Hi Neels,
On Tue, Dec 04, 2018 at 04:57:27PM +0100, Neels Hofmeyr wrote:
we have doxygen API doc in libosmocore.
[not only there, but also in other parts of the project]
The doxygen format, even though well defined, is often a distraction from code review because we often fail to get it right and need another review cycle.
that's more a question of tooling, discipline and policy. Example: I don't think I have ever rejected a patch based on doxygen related errors.
I'm looking for ways how I don't need to write review on doxygen comments. Ideas:
- We introduce hard doxygen validation in the gerrit jobs.
very good idea.
Difficulties:
- we'd probably first need to fix *all* current doxygen errors.
Sounds like a really good idea. I'm not sure, but I would hope one could selectively enable/disable doxygen warning generation similar to the way one can enable/disable classes of gcc warnings? This way one could standardize on a set of critical vs. non-critical warnings/errors.
- we'd need to add doxygen to all projects, because some of us add doxygen comments even there, and it is odd to use the format but fail to do it right.
I think whenever I write API documentation, I put it in doxygen format from the beginning.
That's probably because I still remember the suffering of converting all the various non- structured comments before we introduced doxygen to some libosmo* projects, and I didn't want to go through that again if we later expand to other projects.
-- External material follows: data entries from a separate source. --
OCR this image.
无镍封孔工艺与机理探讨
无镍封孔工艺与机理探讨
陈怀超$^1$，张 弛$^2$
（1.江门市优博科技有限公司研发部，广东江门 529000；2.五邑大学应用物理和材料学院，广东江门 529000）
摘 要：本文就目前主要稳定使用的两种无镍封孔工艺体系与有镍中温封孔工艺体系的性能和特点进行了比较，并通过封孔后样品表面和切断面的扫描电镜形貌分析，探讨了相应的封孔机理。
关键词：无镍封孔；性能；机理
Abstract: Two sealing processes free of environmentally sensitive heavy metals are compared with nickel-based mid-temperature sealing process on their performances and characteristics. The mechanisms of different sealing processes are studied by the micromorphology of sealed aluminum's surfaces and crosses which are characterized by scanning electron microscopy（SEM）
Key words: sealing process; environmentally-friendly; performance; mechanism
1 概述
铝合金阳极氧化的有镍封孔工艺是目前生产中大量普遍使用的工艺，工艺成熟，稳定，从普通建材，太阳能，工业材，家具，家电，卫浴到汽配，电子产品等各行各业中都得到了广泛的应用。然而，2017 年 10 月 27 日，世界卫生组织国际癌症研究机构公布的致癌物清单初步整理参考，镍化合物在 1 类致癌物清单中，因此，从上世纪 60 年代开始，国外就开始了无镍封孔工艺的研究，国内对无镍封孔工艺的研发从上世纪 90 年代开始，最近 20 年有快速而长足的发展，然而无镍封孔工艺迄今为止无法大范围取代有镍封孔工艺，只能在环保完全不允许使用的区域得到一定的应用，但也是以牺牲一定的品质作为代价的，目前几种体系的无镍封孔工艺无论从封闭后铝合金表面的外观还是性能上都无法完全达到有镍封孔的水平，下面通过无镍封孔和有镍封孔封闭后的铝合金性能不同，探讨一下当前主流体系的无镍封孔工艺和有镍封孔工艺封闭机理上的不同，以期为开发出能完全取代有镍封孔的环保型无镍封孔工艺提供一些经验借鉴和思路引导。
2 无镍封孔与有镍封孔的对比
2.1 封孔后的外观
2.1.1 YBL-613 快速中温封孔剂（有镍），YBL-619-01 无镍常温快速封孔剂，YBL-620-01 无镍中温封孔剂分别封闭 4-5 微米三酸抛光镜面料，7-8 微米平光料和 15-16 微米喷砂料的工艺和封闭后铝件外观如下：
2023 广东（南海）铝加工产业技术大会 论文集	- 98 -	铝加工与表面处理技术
I think it makes limited sense to document various static functions inside a project using Doxygen or any other API documentation tool. However, if there's a clear provider/consumer API split between two given parts of a program, and there are (or are expected to be) more than one caller/user, then those are indications for having API documentation even within one non-library program/project, such as osmo-{bts,bsc,msc,...}.
- there is no way to make sure the initial summary is ended in '.', because the script cannot understand human semantics.
that's the problem with "autobrief", right? I never had any isuses with the explicit \brief, but everybody wanted to have autobrief in place some time ago...
- I don't think anyone uses it. So we could just drop doxygen. (I find it much more useful to just browse the code with ctags.)
Definitely not. It was a lot of work and (I think) a great achievement to finally have some amount of API documentation when it was introduced. To the contrary, we should have more of it, and aim to achieve 100% coverage on all of our libraries.
Irrespective of the given format/system like doxygen, the content of course should document the *interesting* bits. Example: Of course 'msgb' is a message buffer. But does the function make assumptions about the msgb you pass to it? Does it require any of the 'l*h' pointers to be set? does it use the msgb->cb? ...
If we drop doxygen, we can just use the comments whichever way we like, omit '.' whereever and I don't need to nitpick on it. And we can drop all those \param and \a and \ref bits that break the flow of reading a C comment.
doesn't your brain automatically remove those by now when reading? I don't think I consciously notice them...
libosmocore is the only git tree actually building doxygen docs.
That's not entirely true: http://ftp.osmocom.org/api/latest/ lists also libosmo-netif, libosmo-sccp, libosmo-dsp and even osmo-gmr (Sylvain!)
- Or, I stop giving a damn about doxygen and let everyone commit all sorts of doxygen formatting errors, because no-one is reading the HTML version anyway.
I used to look at it every so often, particularly when adding new sections / code modules to it. Not so much recently, admittedly.
To me, the HTML generation is more of a (very nice) by-product. The importance is to have documentation in place. Mandating a structured format makes it easier to have it in one format, similar to having a coding style to ensure not every developer writes his code completely differently and hence putting the burden on the reader of the code.